Entfristung bei der Deutschen Post nur für Gesunde

Rechtlich in Ordnung, moralisch problematisch

Lüneburg: Ein Briefträger der Deutschen Post fährt mit dem Fahrrad durch die Innenstadt
Entfristung nur für gesunde Arbeitnehmer: Ist die Deutsche Post transparent - oder unmenschlich? © dpa / picture alliance / Philipp Schulze
Christoph Lütge im Gespräch mit Vladimir Balzer und Axel Rahmlow · 07.05.2018
Aktuell steht die Post in der Kritik, weil sie von ihren Mitarbeitern wenig Krankentage verlangt, um für eine Entfristung infrage zu kommen. Der Wirtschaftsethiker Christoph Lütge kann die Bedingungen der Post nachvollziehen – unter bestimmten Umständen.
Die Deutsche Post entfristet bevorzugt die Verträge von Arbeitnehmern, die wenige Krankheitstage haben oder die möglichst unfallfrei arbeiten – und steht dafür seit dem Wochenende in der Kritik. "Es ist wohl rechtlich in Ordnung", sagt Christoph Lütge, Wirtschaftsethiker an der TU München. "Aber auch moralisch nicht unproblematisch." Der Kernpunkt hier sei die Frage, ob der Arbeitnehmer daran etwas beeinflussen könne oder nicht.
"Was ich ganz gut daran finde, ist, dass man es von vornherein klar sagt - also diese Regel und die Kriterien für diese Entfristung klarmacht.
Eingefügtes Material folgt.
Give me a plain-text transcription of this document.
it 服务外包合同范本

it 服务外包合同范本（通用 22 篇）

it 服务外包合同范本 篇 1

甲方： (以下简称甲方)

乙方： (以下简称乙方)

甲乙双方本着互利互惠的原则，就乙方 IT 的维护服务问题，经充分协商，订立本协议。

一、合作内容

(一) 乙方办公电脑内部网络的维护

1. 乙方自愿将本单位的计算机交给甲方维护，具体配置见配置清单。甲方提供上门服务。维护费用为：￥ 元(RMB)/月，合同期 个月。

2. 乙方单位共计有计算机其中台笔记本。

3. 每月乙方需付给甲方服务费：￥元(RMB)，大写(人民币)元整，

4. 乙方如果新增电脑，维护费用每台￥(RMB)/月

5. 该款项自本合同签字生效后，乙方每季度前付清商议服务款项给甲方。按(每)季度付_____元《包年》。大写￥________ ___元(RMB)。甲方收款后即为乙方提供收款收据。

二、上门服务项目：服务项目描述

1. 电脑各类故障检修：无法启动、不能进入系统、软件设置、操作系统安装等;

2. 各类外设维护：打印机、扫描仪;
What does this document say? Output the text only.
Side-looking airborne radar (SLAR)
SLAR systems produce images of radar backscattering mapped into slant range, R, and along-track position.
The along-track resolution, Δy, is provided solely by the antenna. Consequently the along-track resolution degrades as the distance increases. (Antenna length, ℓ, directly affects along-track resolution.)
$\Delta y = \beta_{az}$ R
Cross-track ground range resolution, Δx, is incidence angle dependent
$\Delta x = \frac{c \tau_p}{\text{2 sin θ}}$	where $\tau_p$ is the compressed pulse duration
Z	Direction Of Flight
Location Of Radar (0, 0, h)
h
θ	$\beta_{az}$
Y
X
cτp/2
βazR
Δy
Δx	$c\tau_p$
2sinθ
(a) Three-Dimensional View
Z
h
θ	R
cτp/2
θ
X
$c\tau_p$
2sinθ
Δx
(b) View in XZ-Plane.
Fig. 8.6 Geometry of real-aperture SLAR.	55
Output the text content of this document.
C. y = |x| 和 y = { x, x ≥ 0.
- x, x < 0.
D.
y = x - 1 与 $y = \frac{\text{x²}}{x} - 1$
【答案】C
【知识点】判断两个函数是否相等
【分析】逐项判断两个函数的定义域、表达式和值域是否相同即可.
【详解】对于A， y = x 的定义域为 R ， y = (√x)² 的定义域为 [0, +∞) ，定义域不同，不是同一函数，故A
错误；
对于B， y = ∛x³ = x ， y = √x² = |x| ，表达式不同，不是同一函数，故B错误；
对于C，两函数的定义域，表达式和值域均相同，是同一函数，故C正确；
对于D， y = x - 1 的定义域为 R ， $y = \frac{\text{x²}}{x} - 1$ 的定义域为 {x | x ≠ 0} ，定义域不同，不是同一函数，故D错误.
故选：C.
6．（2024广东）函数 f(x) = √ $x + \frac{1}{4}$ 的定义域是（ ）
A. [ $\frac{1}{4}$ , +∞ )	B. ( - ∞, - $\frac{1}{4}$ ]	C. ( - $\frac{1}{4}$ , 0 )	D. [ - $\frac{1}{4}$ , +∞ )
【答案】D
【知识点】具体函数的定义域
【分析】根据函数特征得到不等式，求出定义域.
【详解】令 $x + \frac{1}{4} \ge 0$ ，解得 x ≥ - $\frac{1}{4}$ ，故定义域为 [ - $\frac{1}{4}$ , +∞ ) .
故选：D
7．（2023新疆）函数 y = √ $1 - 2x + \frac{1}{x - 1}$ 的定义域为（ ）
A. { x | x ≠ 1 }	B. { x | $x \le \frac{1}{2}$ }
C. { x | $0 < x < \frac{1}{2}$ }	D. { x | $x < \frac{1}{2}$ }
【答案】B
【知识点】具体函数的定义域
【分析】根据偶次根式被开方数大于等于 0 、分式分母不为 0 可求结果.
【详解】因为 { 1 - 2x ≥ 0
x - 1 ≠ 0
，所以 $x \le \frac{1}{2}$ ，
Das ist heutzutage eher nicht so gegeben." Doch zwiegespalten sei er trotzdem, sagt Lütge, denn das Unternehmen müsse sicher stellen, dass Krankheiten nicht verschleppt werden.

Veraltete Vorstellung der Arbeitswelt

Und dieses Konzept müsse auch nach einiger Zeit evaluiert werden. "Führt das zum Beispiel dazu, dass Mitarbeiter stärker zu einer inneren Kündigung kommen oder dass sie nicht mehr motiviert sind - das sind Dinge, die natürlich auch nicht im Interesse des Arbeitgebers liegen", sagt Lütge.
Disziplinierungsmaßnahmen für Mitarbeiter sollten transparent sein und nicht bestimmte Gruppen benachteiligen, so Lütge, wie zum Beispiel Frauen, wenn sie in den Mutterschutz gingen. "Ich erhoffe mir, dass man Klarheit gewinnt über diese Regeln, die zur Entfristung führen, die dazu führen, dass jemand angestellt wird oder nicht und dass die Menschen Klarheit darüber erlangen, warum sie zu ihren dauerhaften Arbeitsverhältnissen kommen oder auch nicht."
Jedoch nur noch unbefristete Arbeitsverhältnisse zu haben, könne auch nicht das Ziel sein. "Das geht von einer Vorstellung von Arbeitswelt aus, dass jemand 40 Jahre im gleichen Betrieb bleibt – so wie es früher einmal war, aber das hat sich ja nun schon lange gewandelt." Befristete Arbeitsverhältnisse gäben beiden Seiten mehr Flexibilität – dem Arbeitgeber genauso wie dem Arbeitnehmer.